Brown also loses track of former patients (some of whom have likely died) and their families.   In this age of the Internet, it’s odd that she did not pursue some basic research to find out what happened to them.   Also, the book begins with multiple pages of acknowledgments which seems distracting before we get to the actual content.

A last flaw is that we do not get to know the author’s husband or daughter.   They remain on the edges of the stage.

What Brown does quite well is to convince the reader of the need to enjoy life (and other people) while good health lasts.   Today’s tiredness may be diagnosed as leukemia or some other energy-robbing disease tomorrow.

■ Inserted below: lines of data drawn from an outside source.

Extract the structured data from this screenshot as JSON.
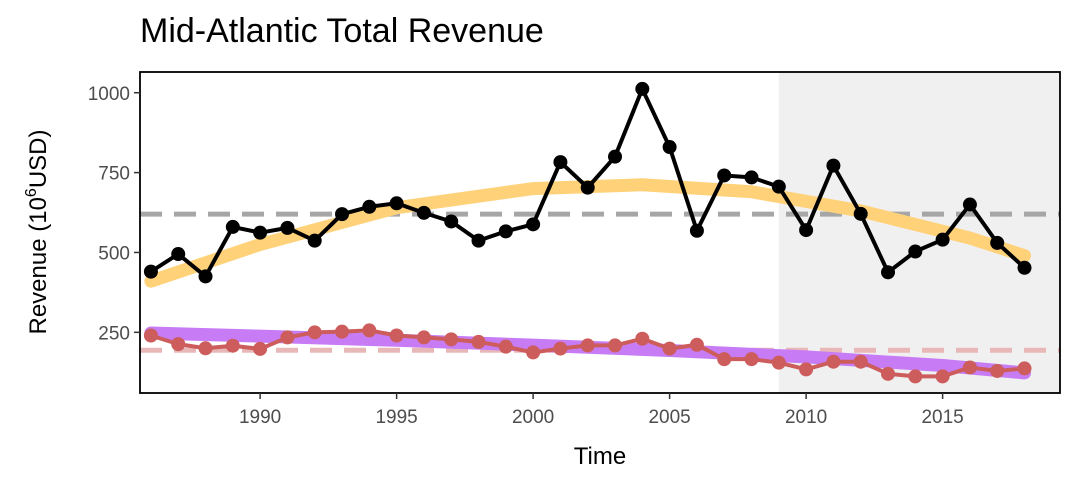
{
  "chart_data": {
    "type": "line",
    "title": "Mid-Atlantic Total Revenue",
    "xlabel": "Time",
    "ylabel": "Revenue (10",
    "ylabel_sup": "6",
    "ylabel_end": "USD)",
    "xlim": [
      1985.6,
      2019.3
    ],
    "ylim": [
      60,
      1065
    ],
    "x_ticks": [
      1990,
      1995,
      2000,
      2005,
      2010,
      2015
    ],
    "y_ticks": [
      250,
      500,
      750,
      1000
    ],
    "shaded_region": {
      "from": 2009,
      "to": 2019.3,
      "color": "#f0f0f0"
    },
    "x": [
      1986,
      1987,
      1988,
      1989,
      1990,
      1991,
      1992,
      1993,
      1994,
      1995,
      1996,
      1997,
      1998,
      1999,
      2000,
      2001,
      2002,
      2003,
      2004,
      2005,
      2006,
      2007,
      2008,
      2009,
      2010,
      2011,
      2012,
      2013,
      2014,
      2015,
      2016,
      2017,
      2018
    ],
    "series": [
      {
        "color": "#000000",
        "values": [
          440,
          495,
          425,
          580,
          562,
          577,
          537,
          620,
          643,
          654,
          624,
          597,
          537,
          566,
          588,
          783,
          703,
          800,
          1012,
          830,
          568,
          741,
          735,
          706,
          570,
          772,
          621,
          438,
          503,
          540,
          650,
          530,
          452
        ],
        "mean": 620,
        "mean_color": "#a6a6a6",
        "trend_color": "#ffd27a",
        "trend": {
          "x": [
            1986,
            1990,
            1995,
            2000,
            2004,
            2008,
            2012,
            2016,
            2018
          ],
          "y": [
            410,
            525,
            640,
            700,
            712,
            690,
            630,
            545,
            490
          ]
        }
      },
      {
        "color": "#cd5c5c",
        "values": [
          240,
          213,
          200,
          208,
          198,
          234,
          250,
          252,
          256,
          240,
          234,
          228,
          220,
          205,
          187,
          199,
          209,
          209,
          230,
          199,
          211,
          166,
          166,
          155,
          134,
          158,
          158,
          120,
          112,
          112,
          140,
          129,
          137
        ],
        "mean": 194,
        "mean_color": "#e8b8b8",
        "trend_color": "#c77cf5",
        "trend": {
          "x": [
            1986,
            1990,
            1995,
            2000,
            2005,
            2010,
            2015,
            2018
          ],
          "y": [
            248,
            238,
            225,
            210,
            193,
            173,
            146,
            123
          ]
        }
      }
    ]
  }
}
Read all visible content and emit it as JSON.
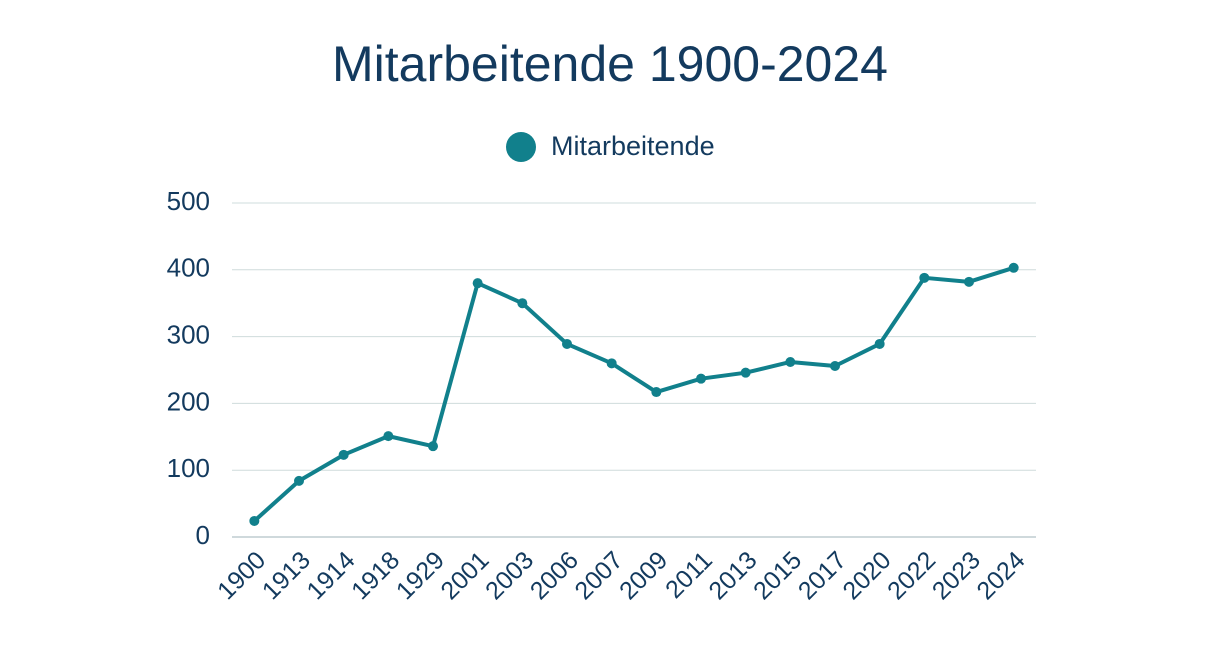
{
  "chart_data": {
    "type": "line",
    "title": "Mitarbeitende 1900-2024",
    "categories": [
      "1900",
      "1913",
      "1914",
      "1918",
      "1929",
      "2001",
      "2003",
      "2006",
      "2007",
      "2009",
      "2011",
      "2013",
      "2015",
      "2017",
      "2020",
      "2022",
      "2023",
      "2024"
    ],
    "series": [
      {
        "name": "Mitarbeitende",
        "color": "#11808c",
        "values": [
          24,
          84,
          123,
          151,
          136,
          380,
          350,
          289,
          260,
          217,
          237,
          246,
          262,
          256,
          289,
          388,
          382,
          403
        ]
      }
    ],
    "ylim": [
      0,
      500
    ],
    "yticks": [
      0,
      100,
      200,
      300,
      400,
      500
    ],
    "grid": true,
    "legend": "top"
  }
}
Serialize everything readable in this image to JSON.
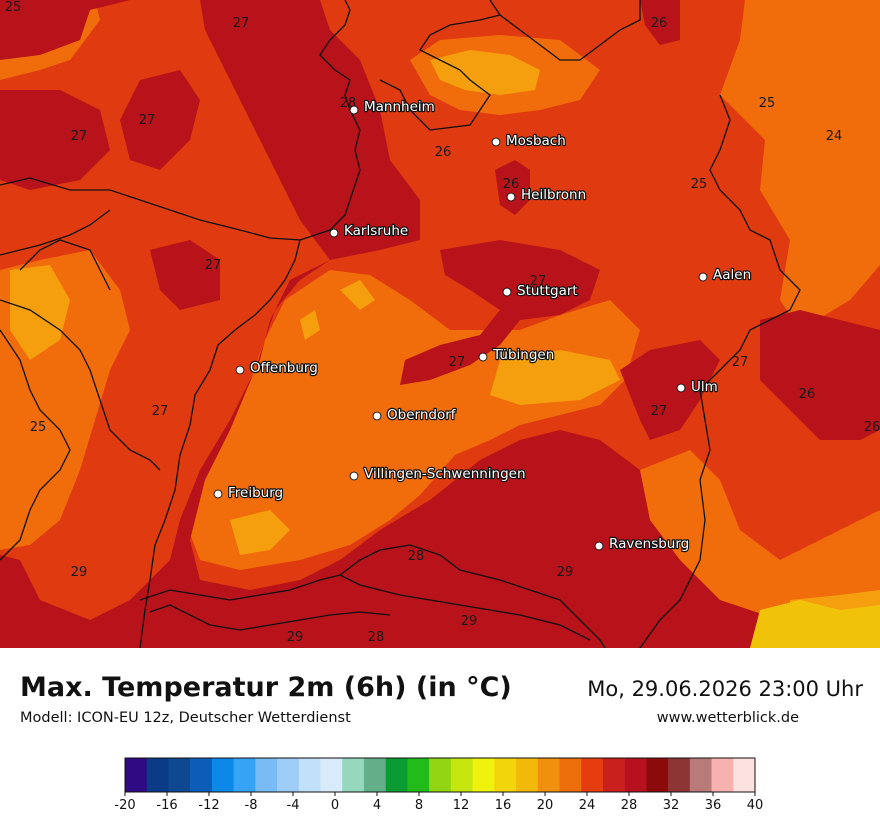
{
  "title": "Max. Temperatur 2m (6h) (in °C)",
  "model": "Modell: ICON-EU 12z, Deutscher Wetterdienst",
  "datetime": "Mo, 29.06.2026 23:00 Uhr",
  "website": "www.wetterblick.de",
  "cities": [
    {
      "name": "Mannheim"
    },
    {
      "name": "Mosbach"
    },
    {
      "name": "Heilbronn"
    },
    {
      "name": "Karlsruhe"
    },
    {
      "name": "Aalen"
    },
    {
      "name": "Stuttgart"
    },
    {
      "name": "Tübingen"
    },
    {
      "name": "Offenburg"
    },
    {
      "name": "Ulm"
    },
    {
      "name": "Oberndorf"
    },
    {
      "name": "Villingen-Schwenningen"
    },
    {
      "name": "Freiburg"
    },
    {
      "name": "Ravensburg"
    }
  ],
  "temperature_labels": [
    "27",
    "26",
    "27",
    "27",
    "28",
    "26",
    "25",
    "24",
    "26",
    "25",
    "27",
    "27",
    "27",
    "27",
    "25",
    "27",
    "27",
    "26",
    "26",
    "25",
    "28",
    "29",
    "29",
    "29",
    "29",
    "28"
  ],
  "colors": {
    "t24": "#f16d0c",
    "t26": "#e03a10",
    "t28": "#c71a13",
    "t30": "#b3101a",
    "t22": "#f59f0e",
    "t20": "#f0c20a",
    "border": "#111111"
  },
  "legend": {
    "ticks": [
      "-20",
      "-16",
      "-12",
      "-8",
      "-4",
      "0",
      "4",
      "8",
      "12",
      "16",
      "20",
      "24",
      "28",
      "32",
      "36",
      "40"
    ],
    "colors": [
      "#2f0a83",
      "#0b3a87",
      "#0d4890",
      "#0b5db8",
      "#0c88e8",
      "#36a3f5",
      "#79bcf5",
      "#9dccf7",
      "#c3e0fa",
      "#d9ebfb",
      "#95d8bd",
      "#64ae8a",
      "#0b9b33",
      "#22bb19",
      "#93d513",
      "#c5e50f",
      "#eef20c",
      "#f2d60b",
      "#f2b90b",
      "#f0900c",
      "#ed6f0c",
      "#e63d10",
      "#c9201d",
      "#b7101f",
      "#8d0a0a",
      "#8d3434",
      "#b97a7a",
      "#f7b2b0",
      "#fde0e0"
    ]
  }
}
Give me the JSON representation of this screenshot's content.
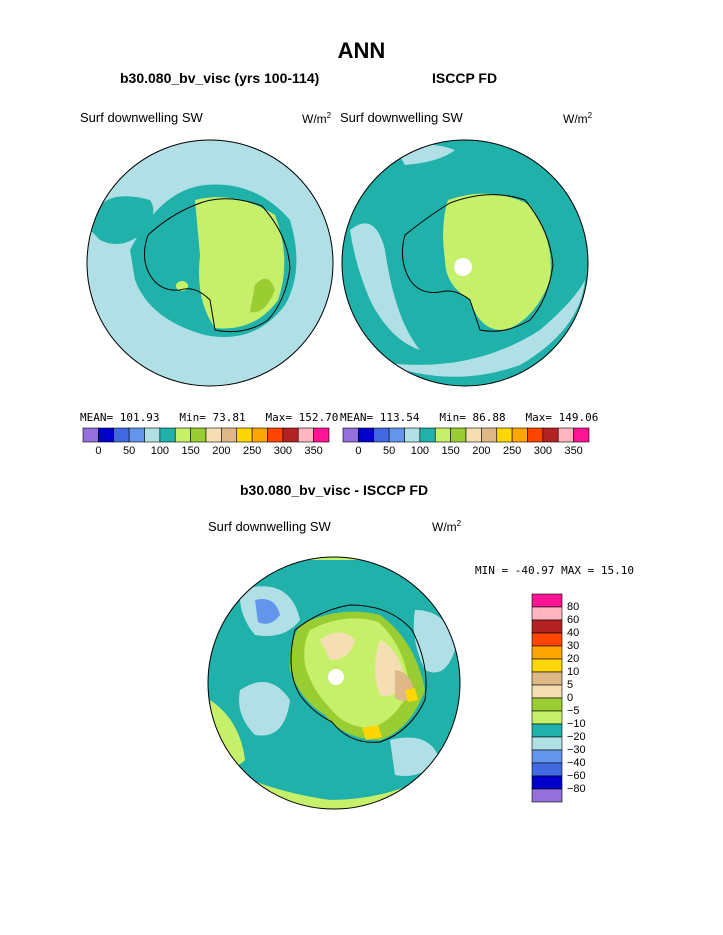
{
  "title": "ANN",
  "panels": [
    {
      "title": "b30.080_bv_visc (yrs 100-114)",
      "variable": "Surf downwelling SW",
      "units_base": "W/m",
      "units_exp": "2",
      "mean_label": "MEAN=",
      "mean": "101.93",
      "min_label": "Min=",
      "min": "73.81",
      "max_label": "Max=",
      "max": "152.70"
    },
    {
      "title": "ISCCP FD",
      "variable": "Surf downwelling SW",
      "units_base": "W/m",
      "units_exp": "2",
      "mean_label": "MEAN=",
      "mean": "113.54",
      "min_label": "Min=",
      "min": "86.88",
      "max_label": "Max=",
      "max": "149.06"
    }
  ],
  "diff": {
    "title": "b30.080_bv_visc - ISCCP FD",
    "variable": "Surf downwelling SW",
    "units_base": "W/m",
    "units_exp": "2",
    "stats": "MIN = -40.97 MAX =  15.10"
  },
  "chart_data": [
    {
      "type": "heatmap",
      "title": "b30.080_bv_visc (yrs 100-114)",
      "variable": "Surf downwelling SW",
      "units": "W/m2",
      "mean": 101.93,
      "min": 73.81,
      "max": 152.7,
      "colorbar": {
        "tick_labels": [
          "0",
          "50",
          "100",
          "150",
          "200",
          "250",
          "300",
          "350"
        ],
        "colors": [
          "#9370db",
          "#0000cd",
          "#4169e1",
          "#6495ed",
          "#b0e0e6",
          "#20b2aa",
          "#c6f06a",
          "#9acd32",
          "#f5deb3",
          "#deb887",
          "#ffd700",
          "#ffa500",
          "#ff4500",
          "#b22222",
          "#ffb6c1",
          "#ff1493"
        ]
      }
    },
    {
      "type": "heatmap",
      "title": "ISCCP FD",
      "variable": "Surf downwelling SW",
      "units": "W/m2",
      "mean": 113.54,
      "min": 86.88,
      "max": 149.06,
      "colorbar": {
        "tick_labels": [
          "0",
          "50",
          "100",
          "150",
          "200",
          "250",
          "300",
          "350"
        ],
        "colors": [
          "#9370db",
          "#0000cd",
          "#4169e1",
          "#6495ed",
          "#b0e0e6",
          "#20b2aa",
          "#c6f06a",
          "#9acd32",
          "#f5deb3",
          "#deb887",
          "#ffd700",
          "#ffa500",
          "#ff4500",
          "#b22222",
          "#ffb6c1",
          "#ff1493"
        ]
      }
    },
    {
      "type": "heatmap",
      "title": "b30.080_bv_visc - ISCCP FD",
      "variable": "Surf downwelling SW",
      "units": "W/m2",
      "min": -40.97,
      "max": 15.1,
      "colorbar": {
        "tick_labels": [
          "80",
          "60",
          "40",
          "30",
          "20",
          "10",
          "5",
          "0",
          "−5",
          "−10",
          "−20",
          "−30",
          "−40",
          "−60",
          "−80"
        ],
        "colors": [
          "#ff1493",
          "#ffb6c1",
          "#b22222",
          "#ff4500",
          "#ffa500",
          "#ffd700",
          "#deb887",
          "#f5deb3",
          "#9acd32",
          "#c6f06a",
          "#20b2aa",
          "#b0e0e6",
          "#6495ed",
          "#4169e1",
          "#0000cd",
          "#9370db"
        ]
      }
    }
  ]
}
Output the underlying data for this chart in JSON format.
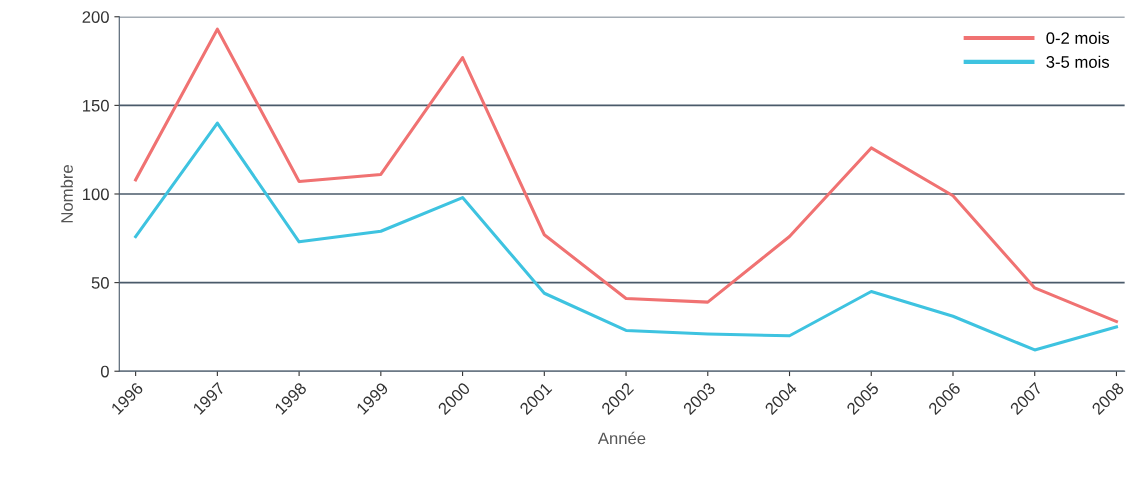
{
  "chart_data": {
    "type": "line",
    "xlabel": "Année",
    "ylabel": "Nombre",
    "categories": [
      "1996",
      "1997",
      "1998",
      "1999",
      "2000",
      "2001",
      "2002",
      "2003",
      "2004",
      "2005",
      "2006",
      "2007",
      "2008"
    ],
    "series": [
      {
        "name": "0-2 mois",
        "color": "#f07272",
        "values": [
          108,
          193,
          107,
          111,
          177,
          77,
          41,
          39,
          76,
          126,
          99,
          47,
          28
        ]
      },
      {
        "name": "3-5 mois",
        "color": "#3ec3e0",
        "values": [
          76,
          140,
          73,
          79,
          98,
          44,
          23,
          21,
          20,
          45,
          31,
          12,
          25
        ]
      }
    ],
    "ylim": [
      0,
      200
    ],
    "yticks": [
      0,
      50,
      100,
      150,
      200
    ],
    "grid": "y",
    "legend": "top right",
    "marker": "none",
    "line_style": "solid"
  }
}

Critical Care lets you walk in the shoes of some very ill patients, both young and old.   Yet for a better overview of today’s world of medicine – as practiced on a daily basis – I recommend two books by Dr. Atul Gawande.   The most recent is Better: A Surgeon’s Notes on Performance (2008).   The contemporary classic is Complications: A Surgeon’s Notes on an Imperfect Science (2003).

Recommended.

Joseph Arellano

A review copy was provided by the publisher.